Babys lernen Wort-Bedeutungen im Schlaf – Foto: ©candy1812 - stock.adobe.com
Ein Team um Wissenschaftler des Max-Planck-Instituts für Kognitions- und Neurowissenschaften hat herausgefunden, dass es Babys bereits im Alter von sechs bis acht Monaten gelingt, Wörtern eine Bedeutung zuzuordnen. Diese Fähigkeit war bisher nur von älteren Kindern und Erwachsenen bekannt.
Babys sind einer Vielzahl von Reizen ausgesetzt. Jeder Moment für sie eine neue Erfahrung – so lange, bis das kindliche Gehirn Ordnung in die Flut der Reize bringt. Es muss die neuen Informationen im Langzeitgedächtnis speichern, ähnliche Erfahrungen zusammenfassen und in Form von Kategorien verallgemeinern. Dafür scheint für die Babys vor allem eines entscheidend zu sein: Ausreichender Schlaf.
Forscher präsentierten Fanatasie-Objekte
Die Wissenschaftler ließen sechs bis acht Monate alte Babys Fantasieobjekte lernen und benannten diese mit Fantasiewörtern wie „Bofel“ oder „Zuser“ Dabei wurden Objekte, die sich jeweils nur leicht in Form und Farbe unterschieden, mit dem gleichen Namen benannt. Diese erfundenen Objekte und Namen wählten die Forscher, um sicher zu gehen, dass die kleinen Studienteilnehmer nicht auf bereits vorhandenes Wissen zurückgreifen konnten.
Anhand der kindlichen Hirnreaktion zeigte sich, dass die Babys neue Objekte der gleichen Kategorie noch nicht mit den entsprechenden Namen verbanden. Sie sahen einen neuen Bofel nicht als „Bofel“ an, obwohl er den bisherigen Bofel-Objekten sehr ähnlich sah. Für die Babys war jedes neue Objekt–Wort Paar noch unbekannt und einzigartig. Das änderte sich nach einem Mittagsschlaf.
Babys lernen im Schlaf
Bei Babys, die nach der Lern-Phase geschlafen hatten, konnte das Gehirn in der anschließenden Test-Phase zwischen den richtigen und falschen Benennungen neuer Objekte unterscheiden. Babys, die wach geblieben waren, gelang das nicht, heißt es weiter in einer Pressemitteilung des Instituts.

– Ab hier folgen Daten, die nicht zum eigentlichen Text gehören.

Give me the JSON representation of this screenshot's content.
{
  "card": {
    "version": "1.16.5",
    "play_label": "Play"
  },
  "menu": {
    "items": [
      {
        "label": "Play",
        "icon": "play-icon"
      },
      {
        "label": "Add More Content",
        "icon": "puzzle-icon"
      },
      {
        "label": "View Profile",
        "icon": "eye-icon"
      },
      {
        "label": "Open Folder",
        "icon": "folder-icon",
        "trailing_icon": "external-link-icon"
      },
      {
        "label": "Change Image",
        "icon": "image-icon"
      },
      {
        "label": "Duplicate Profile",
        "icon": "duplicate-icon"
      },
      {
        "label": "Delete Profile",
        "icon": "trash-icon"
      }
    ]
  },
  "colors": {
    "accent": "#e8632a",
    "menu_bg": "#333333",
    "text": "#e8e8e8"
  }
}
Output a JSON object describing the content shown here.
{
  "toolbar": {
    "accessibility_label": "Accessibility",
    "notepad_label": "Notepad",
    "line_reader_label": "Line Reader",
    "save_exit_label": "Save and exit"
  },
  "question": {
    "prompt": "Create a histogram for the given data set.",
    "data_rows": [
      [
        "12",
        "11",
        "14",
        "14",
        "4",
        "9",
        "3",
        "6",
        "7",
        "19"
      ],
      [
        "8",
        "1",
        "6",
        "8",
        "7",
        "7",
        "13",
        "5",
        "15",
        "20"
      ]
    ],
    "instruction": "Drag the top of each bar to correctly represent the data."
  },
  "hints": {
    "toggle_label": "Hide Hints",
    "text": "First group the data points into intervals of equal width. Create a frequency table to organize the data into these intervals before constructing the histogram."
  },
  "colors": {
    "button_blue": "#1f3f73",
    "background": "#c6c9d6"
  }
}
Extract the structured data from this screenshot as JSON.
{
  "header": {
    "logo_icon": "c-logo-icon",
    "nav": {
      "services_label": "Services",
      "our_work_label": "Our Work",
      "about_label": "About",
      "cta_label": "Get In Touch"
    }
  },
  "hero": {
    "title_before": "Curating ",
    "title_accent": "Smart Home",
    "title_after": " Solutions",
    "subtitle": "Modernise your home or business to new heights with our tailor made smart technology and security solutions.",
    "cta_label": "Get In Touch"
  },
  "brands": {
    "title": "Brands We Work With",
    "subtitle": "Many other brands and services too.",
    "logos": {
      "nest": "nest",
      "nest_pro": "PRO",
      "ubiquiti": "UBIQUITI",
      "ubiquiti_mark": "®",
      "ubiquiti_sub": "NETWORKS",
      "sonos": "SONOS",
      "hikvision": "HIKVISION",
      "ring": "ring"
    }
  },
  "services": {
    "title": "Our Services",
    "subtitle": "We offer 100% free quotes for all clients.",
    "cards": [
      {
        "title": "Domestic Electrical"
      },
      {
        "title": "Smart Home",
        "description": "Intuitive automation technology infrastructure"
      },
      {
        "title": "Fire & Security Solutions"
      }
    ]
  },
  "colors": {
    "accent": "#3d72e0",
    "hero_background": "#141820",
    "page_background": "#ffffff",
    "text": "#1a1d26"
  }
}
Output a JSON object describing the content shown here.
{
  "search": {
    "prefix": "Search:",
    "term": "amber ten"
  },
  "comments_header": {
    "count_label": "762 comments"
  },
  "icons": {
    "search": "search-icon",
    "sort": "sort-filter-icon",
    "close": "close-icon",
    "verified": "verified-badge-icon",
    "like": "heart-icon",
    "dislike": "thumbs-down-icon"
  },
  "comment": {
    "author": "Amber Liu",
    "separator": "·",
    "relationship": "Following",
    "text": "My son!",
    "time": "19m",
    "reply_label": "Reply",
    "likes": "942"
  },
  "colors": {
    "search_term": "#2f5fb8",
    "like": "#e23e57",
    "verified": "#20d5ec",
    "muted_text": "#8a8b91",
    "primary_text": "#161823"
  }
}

Nach einem halbstündigen Mittagsschlaf zeigten die Babys eine Hirnreaktion, die von drei Monate alten Säuglingen bekannt ist, nachdem diese visuelle und akustische Reize von Objekt-Wort-Paaren assoziiert hatten. In ihrem kurzen Schlaf hatten sie die ähnlichen Merkmale der Objekte herausgefiltert und mit dem Klang der dazugehörigen Laute verbunden. Sie nahmen das Wort jedoch nur als ein Geräusch ohne Bedeutung wahr.
Babys hatten Bedeutung der Wörter gelernt
Bei Babys, die etwa 50 Minuten geschlafen hatten, zeigte sich eine Hirnreaktion, die bisher nur von älteren Kindern und Erwachsenen bekannt war. Diese sogenannte N400-Komponente tritt auf, wenn unpassende Bedeutungen verarbeitet werden – sei es in Sätzen, Wortpaaren, Bildgeschichten oder Bild–Wort-Paaren. Anhand dieser Komponente konnten die Forscher erkennen, dass die Babys tatsächlich die Bedeutung der Wörter gelernt hatten.
„In unserer Studie haben die Babys vor dem Schlaf sehr viel Information auf einmal erhalten. Eine solche Informationsmenge ist normalerweise über einen längeren Zeitraum verteilt“, erläuterte Studienleiterin Manuela Friedrich. Erst im Schlaf, wenn das kindliche Gehirn von der Außenwelt abgekoppelt ist, kann es die wesentlichen Zusammenhänge herausfiltern und speichern. Nur im Zusammenspiel von wachem Erleben mit den ordnenden Prozessen im Schlaf können sich die frühen kognitiven und sprachlichen Fähigkeiten entwickeln, so die Forscherin.
Entwicklung verläuft im Zeitraffer
Die beiden Gedächtnisformen, die im Schlaf gebildet werden, seien mit denen vergleichbar, die aus der frühen Entwicklung bekannt sind. Während jedoch im Schlaf anscheinend nur Minuten zwischen ihnen liegen, sind es in der typischen Entwicklung Monate. Die Bildung von Gedächtnisinhalten verlaufe im Schlaf also wie im Zeitraffer. Die entsprechende Studie erschien im Fachmagazin Current Biology.